Eigentlich hieß das Buch von Martin Booth mal „A Very Private Gentleman“. Dann wurde es von Anton Corbijn mit George Clooney in der Hauptrolle unter dem Titel „The American“ verfilmt und schon ist auf dem Cover neben dem Hauptdarsteller auch dieser Titel zu finden. Dabei ist die Nationalität der Hauptfigur des Romans ungeklärt: „Ich behaupte nicht, Engländer oder Franzose, Deutscher, Schweizer, Amerikaner, Kanadier oder Südafrikaner zu sein. Ich mache diesbezüglich keinerlei Angaben“, Post ist an Mr. A. Clarke, Mr. A. E. Clarke oder auch Mr. E. Clark adressiert. Deshalb nennen ihn die Bewohner des italienischen Dorfes, in dem er seit kurzer Zeit lebt, einfach Signor Farfalla – nach seinem Hobby, der Schmetterlingsmalerei. Seinen neuen Titel verdankt das Buch daher vor allem der Tatsache, dass George Clooney Amerikaner ist, und – mit viel Wohlwollen – lässt sich auch eine Verbindung zu den von Corbijn in dem Film eingesetzten Parallelen zu alten Westernfilmen erkennen.
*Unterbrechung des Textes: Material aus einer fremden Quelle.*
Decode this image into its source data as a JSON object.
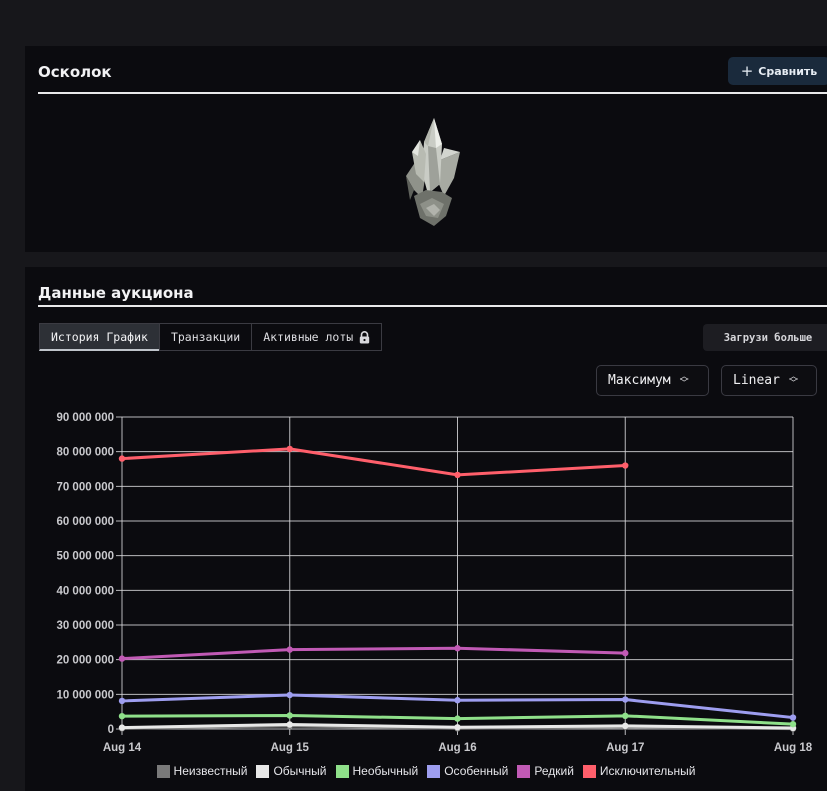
{
  "item": {
    "title": "Осколок",
    "compare_label": "Сравнить"
  },
  "auction": {
    "title": "Данные аукциона",
    "tabs": [
      {
        "label": "История График",
        "active": true
      },
      {
        "label": "Транзакции",
        "active": false
      },
      {
        "label": "Активные лоты",
        "active": false,
        "icon": "lock-icon"
      }
    ],
    "load_more_label": "Загрузи больше",
    "range_select": "Максимум",
    "scale_select": "Linear"
  },
  "chart_data": {
    "type": "line",
    "x": [
      "Aug 14",
      "Aug 15",
      "Aug 16",
      "Aug 17",
      "Aug 18"
    ],
    "ylim": [
      0,
      90000000
    ],
    "yticks": [
      "0",
      "10 000 000",
      "20 000 000",
      "30 000 000",
      "40 000 000",
      "50 000 000",
      "60 000 000",
      "70 000 000",
      "80 000 000",
      "90 000 000"
    ],
    "grid": true,
    "legend_position": "bottom",
    "series": [
      {
        "name": "Неизвестный",
        "color": "#7a7a7a",
        "values": [
          200000,
          900000,
          200000,
          600000,
          100000
        ]
      },
      {
        "name": "Обычный",
        "color": "#e8e8e8",
        "values": [
          400000,
          1300000,
          500000,
          900000,
          300000
        ]
      },
      {
        "name": "Необычный",
        "color": "#8fe08a",
        "values": [
          3700000,
          3900000,
          3000000,
          3800000,
          1400000
        ]
      },
      {
        "name": "Особенный",
        "color": "#9e9ef0",
        "values": [
          8100000,
          9800000,
          8300000,
          8500000,
          3300000
        ]
      },
      {
        "name": "Редкий",
        "color": "#c15ab5",
        "values": [
          20300000,
          22900000,
          23300000,
          21900000,
          null
        ]
      },
      {
        "name": "Исключительный",
        "color": "#ff5f6b",
        "values": [
          78000000,
          80800000,
          73300000,
          76000000,
          null
        ]
      }
    ]
  }
}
Ich habe mich durchaus gefragt, wie Corbijn auf den Titel gekommen ist. Klar, Clooney ist Amerikaner. Aber in dem Buch wird der geheimnisvolle Protagonist einfach „Signor Farfalla“ genannt, weil er seinen Lebensunterhalt angeblich mit dem Malen von Schmetterlingsbildern verdient. Die Bewohner in dem kleinen italienischen Bergdorf nehmen zwar an, er sei Engländer, aber sie wissen es nicht, es spielt für sie wohl keine große Rolle. Da das Buch aus der Perspektive des Signor Farfalla geschrieben ist, erfahren wir nur wenig über die anderen Bewohner, ihre Ansichten und Meinungen über den Neuling. Doch als es wirklich darauf ankommt, verraten sie ihn nicht.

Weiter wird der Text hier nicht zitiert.